Optimal skill tree growth

I recently purchased the game “Marvel’s Spider-Man” for PlayStation 4. The game has an interesting skill tree feature. It works like this:

Each character level unlocks a skill point which may be used to unlock a skill in the skill tree. A skill may only be unlocked once its parent is unlocked, and at the end of the game the character has enough skill points to unlock every skill.

Below is a figure showing the in-game representation of the skill tree.

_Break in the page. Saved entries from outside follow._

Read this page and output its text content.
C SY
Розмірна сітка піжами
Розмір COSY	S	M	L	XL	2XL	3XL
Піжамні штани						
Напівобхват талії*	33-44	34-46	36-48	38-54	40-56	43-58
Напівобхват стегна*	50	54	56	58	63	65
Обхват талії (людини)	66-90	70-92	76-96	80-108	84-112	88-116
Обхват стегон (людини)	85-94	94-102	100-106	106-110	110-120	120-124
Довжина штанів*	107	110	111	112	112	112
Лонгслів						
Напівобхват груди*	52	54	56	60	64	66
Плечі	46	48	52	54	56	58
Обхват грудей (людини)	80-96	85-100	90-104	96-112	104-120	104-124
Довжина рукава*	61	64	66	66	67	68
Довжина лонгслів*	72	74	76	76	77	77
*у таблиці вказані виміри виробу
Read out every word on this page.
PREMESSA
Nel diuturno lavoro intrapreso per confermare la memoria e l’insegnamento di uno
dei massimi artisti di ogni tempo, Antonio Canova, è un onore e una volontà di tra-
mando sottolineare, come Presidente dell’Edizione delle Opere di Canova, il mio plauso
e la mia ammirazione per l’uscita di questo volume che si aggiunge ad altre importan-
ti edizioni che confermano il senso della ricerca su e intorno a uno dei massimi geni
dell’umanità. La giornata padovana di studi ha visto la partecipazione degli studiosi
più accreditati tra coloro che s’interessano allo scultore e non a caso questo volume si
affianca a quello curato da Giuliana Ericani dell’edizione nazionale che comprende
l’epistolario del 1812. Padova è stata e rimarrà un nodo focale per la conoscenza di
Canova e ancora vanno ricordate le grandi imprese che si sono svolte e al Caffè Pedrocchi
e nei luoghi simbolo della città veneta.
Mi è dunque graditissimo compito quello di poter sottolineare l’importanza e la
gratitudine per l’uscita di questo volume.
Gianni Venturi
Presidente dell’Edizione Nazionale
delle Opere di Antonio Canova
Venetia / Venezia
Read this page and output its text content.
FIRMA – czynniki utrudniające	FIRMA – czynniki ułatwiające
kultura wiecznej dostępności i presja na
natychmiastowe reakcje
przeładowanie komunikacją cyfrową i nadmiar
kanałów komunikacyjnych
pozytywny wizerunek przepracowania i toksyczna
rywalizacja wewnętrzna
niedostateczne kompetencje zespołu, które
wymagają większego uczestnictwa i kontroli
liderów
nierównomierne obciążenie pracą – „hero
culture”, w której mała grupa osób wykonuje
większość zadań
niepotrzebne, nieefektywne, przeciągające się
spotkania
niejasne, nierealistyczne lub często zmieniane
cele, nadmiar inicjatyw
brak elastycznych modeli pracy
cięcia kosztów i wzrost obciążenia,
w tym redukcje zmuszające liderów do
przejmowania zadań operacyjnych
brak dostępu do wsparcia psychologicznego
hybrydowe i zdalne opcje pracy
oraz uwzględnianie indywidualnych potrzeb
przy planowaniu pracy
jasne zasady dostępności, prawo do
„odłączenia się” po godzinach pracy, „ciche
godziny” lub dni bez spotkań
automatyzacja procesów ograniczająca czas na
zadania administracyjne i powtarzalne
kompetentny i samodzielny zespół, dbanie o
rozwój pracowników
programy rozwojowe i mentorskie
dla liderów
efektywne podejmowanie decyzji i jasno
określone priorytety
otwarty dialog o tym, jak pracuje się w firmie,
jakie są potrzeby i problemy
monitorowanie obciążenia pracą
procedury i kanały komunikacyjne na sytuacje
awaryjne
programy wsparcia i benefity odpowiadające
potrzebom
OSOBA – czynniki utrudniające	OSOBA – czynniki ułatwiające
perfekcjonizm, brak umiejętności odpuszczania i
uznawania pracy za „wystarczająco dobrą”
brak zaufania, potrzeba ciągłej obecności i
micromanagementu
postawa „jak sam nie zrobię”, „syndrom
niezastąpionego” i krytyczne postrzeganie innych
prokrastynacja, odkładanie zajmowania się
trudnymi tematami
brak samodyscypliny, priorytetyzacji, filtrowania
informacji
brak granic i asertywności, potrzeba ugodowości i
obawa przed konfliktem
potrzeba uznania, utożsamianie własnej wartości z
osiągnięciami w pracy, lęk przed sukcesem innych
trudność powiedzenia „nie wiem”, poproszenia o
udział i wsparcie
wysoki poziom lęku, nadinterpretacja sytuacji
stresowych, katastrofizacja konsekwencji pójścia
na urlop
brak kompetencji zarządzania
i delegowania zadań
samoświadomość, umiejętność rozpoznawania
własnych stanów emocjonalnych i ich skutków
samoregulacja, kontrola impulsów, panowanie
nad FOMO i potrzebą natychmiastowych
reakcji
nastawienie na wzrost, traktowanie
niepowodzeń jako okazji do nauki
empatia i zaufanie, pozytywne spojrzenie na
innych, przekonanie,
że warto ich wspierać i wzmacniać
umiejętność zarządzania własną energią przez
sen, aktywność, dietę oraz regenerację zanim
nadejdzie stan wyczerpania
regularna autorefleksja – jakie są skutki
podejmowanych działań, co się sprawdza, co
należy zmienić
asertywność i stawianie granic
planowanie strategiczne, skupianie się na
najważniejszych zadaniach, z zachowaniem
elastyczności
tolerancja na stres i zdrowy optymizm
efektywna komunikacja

Some skills are considered better than others. For instance, the article Focus on Getting These 16 Best Skills in ‘Spider-Man’ PS4 Right Away urges us to unlock some essential skills as fast as possible. We assume that the values associated with skills are independent, e.g., the value of unlocking skill A and skill B together is the sum of the values, even if they mutually benefit each other in actual gameplay. Knowing that some skills are better than others, we can ask ourselves the following question:

In what order should we unlock skills to maximize utility?

In this article we formalize this problem, formulate it as an optimization problem and solve it as a Mixed Integer Program (MIP). We also sketch a graph search algorithm.

The figure below shows a graph of the in-game skill tree, with an added root vertex. The 16 best skills according to the article mentioned above are shaded in light blue. There are many ways to grow the skill tree as we level up the character. Although finding the best way to unlock skills is hardly a serious problem, completely analogous problems appear in project management and decision challenges. In these scenarios finding the best plan might have real economic value.

Table of contents

Utility function

In this section we formalize a natural utility function to optimize. Every skill is a vertex in the graph, and with every vertex \(i=1, 2, \ldots, N\) we associate a non-negative value \(v_i\). When a skill is unlocked we derive utility from its value for the rest of the game time, and eventually we level up to the maximum level and unlock every skill.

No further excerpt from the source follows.